I have already discovered that journaling helps me shut off the inner critic and just write – exactly what I need to do to move forward on any writing project.  So the solution seems simple:  Journal the rough drafts.  Once the words are on the page, revising can occur another time.   And if I journal 500 words over the course of 31 days, I will be 15,000 words ahead of the game.

So I am going to accept Jeff’s challenge.  I am going to write 500 words a day – purposeful words that contribute to a current work-in-progress.  And I am going to do it old school – that is – I am going to write long-hand.  This will help me slow down my thoughts so I am more mindful of the content, and by literally crafting each letter I will energize that creative side of the brain even further.

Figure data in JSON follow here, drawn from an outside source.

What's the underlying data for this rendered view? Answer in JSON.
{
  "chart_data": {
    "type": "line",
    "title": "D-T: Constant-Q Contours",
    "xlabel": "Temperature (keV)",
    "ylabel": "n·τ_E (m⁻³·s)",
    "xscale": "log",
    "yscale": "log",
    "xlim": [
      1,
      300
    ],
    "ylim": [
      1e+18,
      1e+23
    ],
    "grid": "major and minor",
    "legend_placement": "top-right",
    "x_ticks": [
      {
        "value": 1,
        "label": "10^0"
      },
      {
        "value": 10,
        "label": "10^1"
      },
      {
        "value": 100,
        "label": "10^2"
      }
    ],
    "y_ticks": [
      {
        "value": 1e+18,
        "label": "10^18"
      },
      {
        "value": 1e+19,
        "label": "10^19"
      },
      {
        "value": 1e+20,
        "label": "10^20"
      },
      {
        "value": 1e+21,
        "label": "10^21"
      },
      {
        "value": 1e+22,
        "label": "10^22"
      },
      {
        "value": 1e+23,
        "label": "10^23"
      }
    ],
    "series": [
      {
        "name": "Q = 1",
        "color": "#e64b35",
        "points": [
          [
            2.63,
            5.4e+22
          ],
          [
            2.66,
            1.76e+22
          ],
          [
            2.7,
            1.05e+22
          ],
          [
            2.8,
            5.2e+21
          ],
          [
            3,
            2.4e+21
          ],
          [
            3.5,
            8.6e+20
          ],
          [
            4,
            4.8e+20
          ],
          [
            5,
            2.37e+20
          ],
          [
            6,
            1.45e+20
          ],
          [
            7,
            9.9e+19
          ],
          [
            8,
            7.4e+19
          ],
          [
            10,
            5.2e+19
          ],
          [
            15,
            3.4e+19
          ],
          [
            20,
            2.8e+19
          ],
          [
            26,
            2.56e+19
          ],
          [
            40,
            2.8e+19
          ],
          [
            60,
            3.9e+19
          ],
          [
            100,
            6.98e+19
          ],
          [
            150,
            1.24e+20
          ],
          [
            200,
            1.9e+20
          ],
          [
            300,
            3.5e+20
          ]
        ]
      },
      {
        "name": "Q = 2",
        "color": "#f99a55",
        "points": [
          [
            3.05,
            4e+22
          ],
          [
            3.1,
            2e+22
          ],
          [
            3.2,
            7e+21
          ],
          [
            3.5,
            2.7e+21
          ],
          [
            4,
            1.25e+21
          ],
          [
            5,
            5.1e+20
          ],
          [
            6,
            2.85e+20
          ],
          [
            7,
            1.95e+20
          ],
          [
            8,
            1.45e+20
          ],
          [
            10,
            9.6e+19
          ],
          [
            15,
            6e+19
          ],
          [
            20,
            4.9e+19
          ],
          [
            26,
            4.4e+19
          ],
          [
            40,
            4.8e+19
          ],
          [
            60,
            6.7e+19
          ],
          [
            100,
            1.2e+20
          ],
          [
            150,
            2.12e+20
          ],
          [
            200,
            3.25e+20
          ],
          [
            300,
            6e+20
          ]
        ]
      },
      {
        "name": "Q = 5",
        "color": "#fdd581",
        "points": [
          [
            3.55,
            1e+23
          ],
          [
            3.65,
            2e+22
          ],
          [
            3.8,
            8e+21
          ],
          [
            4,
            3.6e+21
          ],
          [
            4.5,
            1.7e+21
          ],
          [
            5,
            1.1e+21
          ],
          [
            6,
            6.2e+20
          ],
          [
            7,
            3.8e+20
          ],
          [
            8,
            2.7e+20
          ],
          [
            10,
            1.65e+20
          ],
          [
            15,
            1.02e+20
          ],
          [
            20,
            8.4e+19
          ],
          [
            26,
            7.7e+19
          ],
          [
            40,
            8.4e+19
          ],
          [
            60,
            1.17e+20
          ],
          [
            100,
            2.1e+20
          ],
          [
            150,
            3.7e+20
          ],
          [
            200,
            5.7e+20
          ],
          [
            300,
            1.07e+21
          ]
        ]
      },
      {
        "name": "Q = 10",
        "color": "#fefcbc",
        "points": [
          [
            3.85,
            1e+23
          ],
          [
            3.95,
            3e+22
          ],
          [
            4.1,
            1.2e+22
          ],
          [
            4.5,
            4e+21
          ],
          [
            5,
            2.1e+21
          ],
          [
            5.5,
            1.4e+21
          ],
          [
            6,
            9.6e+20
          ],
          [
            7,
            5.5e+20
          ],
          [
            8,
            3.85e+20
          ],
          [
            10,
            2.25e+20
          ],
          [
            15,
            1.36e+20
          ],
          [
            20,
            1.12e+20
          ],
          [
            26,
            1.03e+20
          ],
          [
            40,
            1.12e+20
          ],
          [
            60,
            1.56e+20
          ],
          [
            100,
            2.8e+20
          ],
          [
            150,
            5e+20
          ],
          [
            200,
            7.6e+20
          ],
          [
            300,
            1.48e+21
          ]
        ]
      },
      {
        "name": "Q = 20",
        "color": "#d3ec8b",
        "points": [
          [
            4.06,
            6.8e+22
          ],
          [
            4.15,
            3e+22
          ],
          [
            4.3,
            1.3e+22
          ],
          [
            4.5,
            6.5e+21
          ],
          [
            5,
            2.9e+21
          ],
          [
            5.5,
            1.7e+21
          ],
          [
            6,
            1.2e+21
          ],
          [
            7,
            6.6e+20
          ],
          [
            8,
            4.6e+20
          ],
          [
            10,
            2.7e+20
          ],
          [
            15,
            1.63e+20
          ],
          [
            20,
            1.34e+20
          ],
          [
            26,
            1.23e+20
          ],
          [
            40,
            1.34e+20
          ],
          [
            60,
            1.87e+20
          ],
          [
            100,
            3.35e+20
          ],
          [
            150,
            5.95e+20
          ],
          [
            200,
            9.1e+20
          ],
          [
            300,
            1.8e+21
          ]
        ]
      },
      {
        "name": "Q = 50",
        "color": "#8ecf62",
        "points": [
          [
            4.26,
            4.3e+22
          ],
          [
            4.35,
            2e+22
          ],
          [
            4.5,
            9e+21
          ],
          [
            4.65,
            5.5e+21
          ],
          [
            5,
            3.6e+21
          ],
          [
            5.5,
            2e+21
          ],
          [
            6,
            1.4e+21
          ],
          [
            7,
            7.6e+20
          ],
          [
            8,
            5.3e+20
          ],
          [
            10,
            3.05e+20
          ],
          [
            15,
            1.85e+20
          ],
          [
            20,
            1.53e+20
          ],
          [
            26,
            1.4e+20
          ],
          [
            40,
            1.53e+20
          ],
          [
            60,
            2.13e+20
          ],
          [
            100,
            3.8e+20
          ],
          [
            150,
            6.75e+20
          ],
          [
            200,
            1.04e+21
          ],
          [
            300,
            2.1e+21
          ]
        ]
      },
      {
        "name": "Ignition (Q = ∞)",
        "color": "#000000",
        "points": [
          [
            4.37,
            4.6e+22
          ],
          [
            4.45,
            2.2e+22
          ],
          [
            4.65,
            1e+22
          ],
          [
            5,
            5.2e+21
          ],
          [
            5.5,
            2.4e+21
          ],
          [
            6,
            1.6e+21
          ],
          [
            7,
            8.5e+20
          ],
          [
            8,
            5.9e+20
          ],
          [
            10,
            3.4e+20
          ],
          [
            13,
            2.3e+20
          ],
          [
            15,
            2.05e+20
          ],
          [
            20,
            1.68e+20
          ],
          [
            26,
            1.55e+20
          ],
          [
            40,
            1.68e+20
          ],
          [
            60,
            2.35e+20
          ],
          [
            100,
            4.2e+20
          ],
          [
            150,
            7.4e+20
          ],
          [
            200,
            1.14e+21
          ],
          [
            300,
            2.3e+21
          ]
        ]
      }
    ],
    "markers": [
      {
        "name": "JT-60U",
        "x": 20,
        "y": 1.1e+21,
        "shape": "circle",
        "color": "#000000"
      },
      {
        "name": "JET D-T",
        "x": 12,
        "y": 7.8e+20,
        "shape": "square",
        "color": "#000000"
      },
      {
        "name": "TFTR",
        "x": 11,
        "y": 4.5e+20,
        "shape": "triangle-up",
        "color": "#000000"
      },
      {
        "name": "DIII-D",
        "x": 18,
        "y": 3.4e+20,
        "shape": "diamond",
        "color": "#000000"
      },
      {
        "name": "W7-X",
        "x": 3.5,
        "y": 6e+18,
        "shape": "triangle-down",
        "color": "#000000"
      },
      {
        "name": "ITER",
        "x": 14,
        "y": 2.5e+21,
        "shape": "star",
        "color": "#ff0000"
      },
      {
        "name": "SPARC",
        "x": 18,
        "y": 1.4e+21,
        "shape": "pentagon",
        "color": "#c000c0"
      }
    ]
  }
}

This might be the change I need to move forward in (dare I say it…) my writing career.




  1. cathyensley

    I would definitely change my definition of what is “worthy.” Freezing up is no good at all! Maybe worthy is just getting words on the page. Maybe it’s gaining insight on a character’s motivations, never mind whether the writing is any good. Maybe worthy is simply seeing that you are becoming a stronger writer with every word that is written. You’ve probably heard that writers (fiction writers) need to write 1,000,000 words of fiction before they’re competent. That’s 10-15-20 books. That’s why freezing up (if you plan to write fiction) is no good at all.

    • Actually, Cathy, I had not heard that statistic about writing – although I know it makes perfect sense. In photography it was said that 10,000 photos were needed before becoming competent, but that was in the day of film photography. In the digital photography age, I would say it is more like a million.

      Yes, I think I do need to change my definition of “worthy” and I really like your suggestion of “seeing that I am becoming stronger with every word written” — thank you!

  2. joyweesemoll

    Journaling comes naturally to me, now, and I do use it for more purposeful things. It has stopped the “freezing” problem but led to a different one: I can write all day _about_ what I’m going to write, but never get around to writing what I’m going to write. So, it takes me a week or more to write a scene — and that’s a good week for writing. In a not-so-good week for writing, like last week and this week, all my writing will go to blog posts because I need some queued up for the trip and because the pre-trip mood doesn’t feel right for working on my book.

    • You know, Joy, that makes sense. I haven’t been journaling this way long enough to properly evaluate, but I can see were I will be more comfortable journaling about writing than actually writing 🙂 It’s all a process, isn’t it?

      In the meantime, I am so very anxious to read all your posts about this fabulous trip to England!